Quiche is a fairly easy dish to make, and very customizable. I am not a French purist, and I have made many different versions of quiche at home. This one of many popular versions.
For ease on the digestive system, I use a 4 ingredient dough made with einkorn, and make the filling with nut or oat milk. Sheep cheese is optional. Add to it the southern French flair from Olive oil, thyme and rosemary! Bon appetit !
Ingredients
Dough:
- 2 1.2 cup of whole einkorn flour
- (optional ½ cup discard )
- 1 cup lukewarm water
- 1/8 cup extra virgin olive oil
- 1 tsp grey salt
- Optional: 1/2 tsp rosemary powder or thyme, gives a great flavor to the dough
Liquid Filling
- 6 eggs
- 2 1/2 to 3 cup nut milk of your choice
- 1/2 tsp thyme
- 1 tsp grey sea salt
Ingredients in the liquid filling:
- 8 oz of bella mushrooms
- Half to a whole leek, sliced
- Half a pepper, diced
- One shallot, diced
- 6 thick slices of ham
- Organic thyme, 1 tbsp
- Two handfuls of Pecorino Romano (hard sheep cheese), grated
- Optional: Add a few bites of steamed broccoli ( steamed 3 minutes) or finely cut kale ( steamed 1 minute only)
Instructions
- Make the dough In a bowl, add flour and salt. If you are using sourdough discard, add the discard into a separate bowl and pour the lukewarm water into it. Mix it until dissolved.
- Pour the discard mixture or the water into the flour, add the oil and mix with a wooden
spoon until you have a dough ball. The ball should be too sticky. Einkorn slowly absorbs water, so don't be surprised if you need to add a bit of flour. - Cover with a plate while making the filling. Have it rest 15 min before checking if all the
flour was absorbed, as einkorn absorbs water slower. - Filling: Turn on the steam cooker with around 1 inches of water in the bottom pot ( No need to have more as these are the only ingredients you will cook for 3 minutes)
- Cut the vegetables or have your helpers do it, under supervision. One kid cuts the mushrooms, one cuts the leek, one cuts the ham in ½ inch pieces or like pancetta pieces.

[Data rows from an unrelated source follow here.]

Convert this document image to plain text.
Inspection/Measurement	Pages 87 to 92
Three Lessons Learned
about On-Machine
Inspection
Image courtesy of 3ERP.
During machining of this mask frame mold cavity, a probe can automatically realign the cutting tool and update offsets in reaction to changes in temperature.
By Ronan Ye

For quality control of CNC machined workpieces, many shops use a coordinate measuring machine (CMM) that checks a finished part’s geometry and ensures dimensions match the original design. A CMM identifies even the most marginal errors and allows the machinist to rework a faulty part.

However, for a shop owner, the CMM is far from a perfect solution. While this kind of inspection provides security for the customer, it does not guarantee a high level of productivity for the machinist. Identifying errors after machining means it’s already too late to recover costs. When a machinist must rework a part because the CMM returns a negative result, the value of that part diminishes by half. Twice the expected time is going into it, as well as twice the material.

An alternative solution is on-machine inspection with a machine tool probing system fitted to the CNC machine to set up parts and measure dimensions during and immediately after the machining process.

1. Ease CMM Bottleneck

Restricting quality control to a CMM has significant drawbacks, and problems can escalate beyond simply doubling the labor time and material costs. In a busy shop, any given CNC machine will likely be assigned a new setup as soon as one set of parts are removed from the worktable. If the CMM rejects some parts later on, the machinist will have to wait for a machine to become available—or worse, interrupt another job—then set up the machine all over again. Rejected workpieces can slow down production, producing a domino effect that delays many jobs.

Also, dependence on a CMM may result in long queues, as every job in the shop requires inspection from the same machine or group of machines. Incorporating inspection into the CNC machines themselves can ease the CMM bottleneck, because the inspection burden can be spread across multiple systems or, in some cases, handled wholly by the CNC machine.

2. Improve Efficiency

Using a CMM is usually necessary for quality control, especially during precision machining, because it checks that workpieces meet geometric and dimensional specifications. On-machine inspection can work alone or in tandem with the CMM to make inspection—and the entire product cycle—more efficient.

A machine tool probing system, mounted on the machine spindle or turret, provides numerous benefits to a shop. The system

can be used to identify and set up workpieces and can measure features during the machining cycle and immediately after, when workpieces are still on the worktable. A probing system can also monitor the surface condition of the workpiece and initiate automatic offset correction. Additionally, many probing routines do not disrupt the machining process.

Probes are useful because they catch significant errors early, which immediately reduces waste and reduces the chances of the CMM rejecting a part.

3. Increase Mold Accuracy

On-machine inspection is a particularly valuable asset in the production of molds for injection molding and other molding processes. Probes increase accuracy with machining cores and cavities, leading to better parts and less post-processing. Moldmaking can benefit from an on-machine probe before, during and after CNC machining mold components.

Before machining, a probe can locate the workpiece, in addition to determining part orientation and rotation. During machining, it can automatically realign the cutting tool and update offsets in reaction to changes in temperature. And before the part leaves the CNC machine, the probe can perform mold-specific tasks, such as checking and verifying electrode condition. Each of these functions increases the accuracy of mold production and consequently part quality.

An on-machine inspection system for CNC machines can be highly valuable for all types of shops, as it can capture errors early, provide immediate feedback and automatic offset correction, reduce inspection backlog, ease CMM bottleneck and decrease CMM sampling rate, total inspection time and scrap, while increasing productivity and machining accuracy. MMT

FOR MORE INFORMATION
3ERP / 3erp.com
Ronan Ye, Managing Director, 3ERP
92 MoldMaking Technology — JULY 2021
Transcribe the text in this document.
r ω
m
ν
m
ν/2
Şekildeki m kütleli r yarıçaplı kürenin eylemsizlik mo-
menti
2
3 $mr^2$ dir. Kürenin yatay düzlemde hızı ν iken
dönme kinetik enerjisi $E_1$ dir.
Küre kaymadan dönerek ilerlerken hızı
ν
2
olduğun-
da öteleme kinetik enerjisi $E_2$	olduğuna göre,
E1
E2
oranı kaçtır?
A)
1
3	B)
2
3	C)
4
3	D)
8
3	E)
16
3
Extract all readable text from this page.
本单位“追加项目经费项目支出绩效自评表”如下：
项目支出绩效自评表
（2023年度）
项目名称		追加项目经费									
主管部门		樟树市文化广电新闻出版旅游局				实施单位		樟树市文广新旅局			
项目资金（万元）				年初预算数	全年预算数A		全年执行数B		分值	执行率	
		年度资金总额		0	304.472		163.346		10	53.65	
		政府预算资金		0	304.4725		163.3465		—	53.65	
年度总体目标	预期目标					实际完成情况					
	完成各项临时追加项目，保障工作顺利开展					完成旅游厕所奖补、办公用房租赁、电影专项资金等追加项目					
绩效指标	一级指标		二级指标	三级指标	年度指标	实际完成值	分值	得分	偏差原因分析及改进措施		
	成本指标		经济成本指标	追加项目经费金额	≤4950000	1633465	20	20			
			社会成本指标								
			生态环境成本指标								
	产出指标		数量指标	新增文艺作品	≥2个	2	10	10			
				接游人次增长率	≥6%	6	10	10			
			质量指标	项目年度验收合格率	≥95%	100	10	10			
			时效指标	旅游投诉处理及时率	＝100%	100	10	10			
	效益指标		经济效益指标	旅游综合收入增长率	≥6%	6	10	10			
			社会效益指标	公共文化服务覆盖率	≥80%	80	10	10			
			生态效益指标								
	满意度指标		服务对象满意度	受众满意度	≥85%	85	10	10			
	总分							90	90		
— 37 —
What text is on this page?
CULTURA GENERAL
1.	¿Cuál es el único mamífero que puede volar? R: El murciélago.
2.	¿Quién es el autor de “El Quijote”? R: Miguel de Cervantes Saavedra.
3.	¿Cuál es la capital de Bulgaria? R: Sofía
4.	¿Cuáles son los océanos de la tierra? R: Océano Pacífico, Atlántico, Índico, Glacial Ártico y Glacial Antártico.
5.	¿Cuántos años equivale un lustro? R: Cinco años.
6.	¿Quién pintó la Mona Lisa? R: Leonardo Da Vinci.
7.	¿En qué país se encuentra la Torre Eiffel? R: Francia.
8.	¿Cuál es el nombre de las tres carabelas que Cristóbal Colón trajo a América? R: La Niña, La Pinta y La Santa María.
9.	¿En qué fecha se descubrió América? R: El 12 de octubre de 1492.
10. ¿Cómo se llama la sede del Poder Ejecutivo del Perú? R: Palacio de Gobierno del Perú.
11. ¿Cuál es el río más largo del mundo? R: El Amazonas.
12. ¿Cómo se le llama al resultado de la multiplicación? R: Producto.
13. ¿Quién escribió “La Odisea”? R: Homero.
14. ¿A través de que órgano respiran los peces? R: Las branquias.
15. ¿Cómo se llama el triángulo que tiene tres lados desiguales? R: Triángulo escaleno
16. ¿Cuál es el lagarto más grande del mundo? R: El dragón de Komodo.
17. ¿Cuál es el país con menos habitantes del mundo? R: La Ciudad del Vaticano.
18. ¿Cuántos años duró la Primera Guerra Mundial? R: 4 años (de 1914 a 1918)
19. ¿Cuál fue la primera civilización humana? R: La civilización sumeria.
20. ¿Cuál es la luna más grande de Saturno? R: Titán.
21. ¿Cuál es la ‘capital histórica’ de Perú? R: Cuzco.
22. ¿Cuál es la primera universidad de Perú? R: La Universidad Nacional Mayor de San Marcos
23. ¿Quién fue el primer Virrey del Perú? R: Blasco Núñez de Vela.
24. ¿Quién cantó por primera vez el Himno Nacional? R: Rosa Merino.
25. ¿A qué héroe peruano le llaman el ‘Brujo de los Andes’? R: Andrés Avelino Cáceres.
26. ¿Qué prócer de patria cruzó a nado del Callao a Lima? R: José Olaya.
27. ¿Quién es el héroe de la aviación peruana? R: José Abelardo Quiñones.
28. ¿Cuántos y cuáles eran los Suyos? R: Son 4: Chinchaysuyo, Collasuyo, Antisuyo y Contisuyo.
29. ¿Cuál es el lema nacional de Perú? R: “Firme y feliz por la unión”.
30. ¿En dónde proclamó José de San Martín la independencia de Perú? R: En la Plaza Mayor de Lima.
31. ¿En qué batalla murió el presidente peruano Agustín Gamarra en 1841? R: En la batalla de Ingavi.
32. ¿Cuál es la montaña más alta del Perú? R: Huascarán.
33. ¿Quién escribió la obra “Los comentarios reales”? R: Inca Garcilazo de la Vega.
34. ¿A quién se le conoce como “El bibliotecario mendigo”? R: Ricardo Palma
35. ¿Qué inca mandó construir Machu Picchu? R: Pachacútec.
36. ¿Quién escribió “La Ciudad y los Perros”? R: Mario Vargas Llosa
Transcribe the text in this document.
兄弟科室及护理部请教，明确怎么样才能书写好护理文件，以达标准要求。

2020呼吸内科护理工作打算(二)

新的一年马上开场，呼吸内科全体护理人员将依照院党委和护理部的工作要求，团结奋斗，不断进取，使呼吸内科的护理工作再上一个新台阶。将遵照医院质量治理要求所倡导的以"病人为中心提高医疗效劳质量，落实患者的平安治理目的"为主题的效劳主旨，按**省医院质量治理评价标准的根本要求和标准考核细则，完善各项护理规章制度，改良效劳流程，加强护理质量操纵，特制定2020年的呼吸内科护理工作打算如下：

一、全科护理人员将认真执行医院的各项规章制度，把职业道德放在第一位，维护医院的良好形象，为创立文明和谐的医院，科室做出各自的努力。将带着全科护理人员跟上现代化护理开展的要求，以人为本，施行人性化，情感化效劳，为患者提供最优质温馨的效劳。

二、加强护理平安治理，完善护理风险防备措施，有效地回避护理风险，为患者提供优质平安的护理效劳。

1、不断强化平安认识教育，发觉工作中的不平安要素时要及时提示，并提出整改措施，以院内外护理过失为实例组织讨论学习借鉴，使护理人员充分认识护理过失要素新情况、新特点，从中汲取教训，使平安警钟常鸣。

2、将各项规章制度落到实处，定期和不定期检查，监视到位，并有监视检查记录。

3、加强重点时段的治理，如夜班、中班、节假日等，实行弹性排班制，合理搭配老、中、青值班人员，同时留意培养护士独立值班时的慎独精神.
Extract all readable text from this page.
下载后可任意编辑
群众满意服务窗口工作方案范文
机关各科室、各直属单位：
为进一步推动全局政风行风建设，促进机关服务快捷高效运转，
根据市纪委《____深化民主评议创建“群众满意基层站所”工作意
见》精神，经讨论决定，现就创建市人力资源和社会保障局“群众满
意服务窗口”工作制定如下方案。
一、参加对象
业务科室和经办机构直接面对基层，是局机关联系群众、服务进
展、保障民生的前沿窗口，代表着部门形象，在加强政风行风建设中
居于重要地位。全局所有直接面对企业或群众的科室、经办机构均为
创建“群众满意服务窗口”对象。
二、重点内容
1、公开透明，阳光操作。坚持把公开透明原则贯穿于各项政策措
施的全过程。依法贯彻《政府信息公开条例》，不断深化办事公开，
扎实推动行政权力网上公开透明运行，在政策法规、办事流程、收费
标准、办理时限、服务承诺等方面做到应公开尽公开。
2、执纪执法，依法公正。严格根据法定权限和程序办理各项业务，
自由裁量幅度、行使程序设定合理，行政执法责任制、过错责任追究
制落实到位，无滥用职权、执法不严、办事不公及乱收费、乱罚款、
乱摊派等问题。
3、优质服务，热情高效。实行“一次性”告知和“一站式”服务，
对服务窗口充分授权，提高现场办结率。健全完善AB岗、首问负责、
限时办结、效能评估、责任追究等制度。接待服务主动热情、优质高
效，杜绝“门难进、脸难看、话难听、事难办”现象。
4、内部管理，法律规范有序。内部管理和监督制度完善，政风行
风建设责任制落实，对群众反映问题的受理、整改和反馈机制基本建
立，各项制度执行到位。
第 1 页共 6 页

- Transfer into the basket of the steam cooker once the cooker steams abundantly . Cook all together for 3 minutes.
- While steaming vegetables and ham, in a mixing bowl add 3 tbsp approx. of olive oil, 2 cloves of garlic, 1 tsp of kosher salt, ½ tbsp of thyme or herbes de provence. After 3 min of steaming transfer the vegetables and ham into the bowl and mix them. Set aside.
- Turn on the oven to 400F. Spread the dough onto parchment paper, then transfer the spread dough on paper into the dish. Make sure the dough comes as high as possible on the sides (about an inch high or more)
- In a 2 qt bowl, mix the milk, the eggs, salt and thyme. Add 2 tbsp olive oil. Give it a few
turns to your pepper grinder. Set aside. - Add the vegetables and ham into the dish over the dough. Cover with cheese, then pour the milk and egg mix over it. Open the oven and put the dish on the middle grid. Cook for about 40 min.
- Take the dish out of the oven and let it cool for 5-10 minutes. Once cool enough, slide the quiche onto a wooden cutting board by pulling the parchment paper.
- Cut, serve with a side of salad greens! Bon appétit!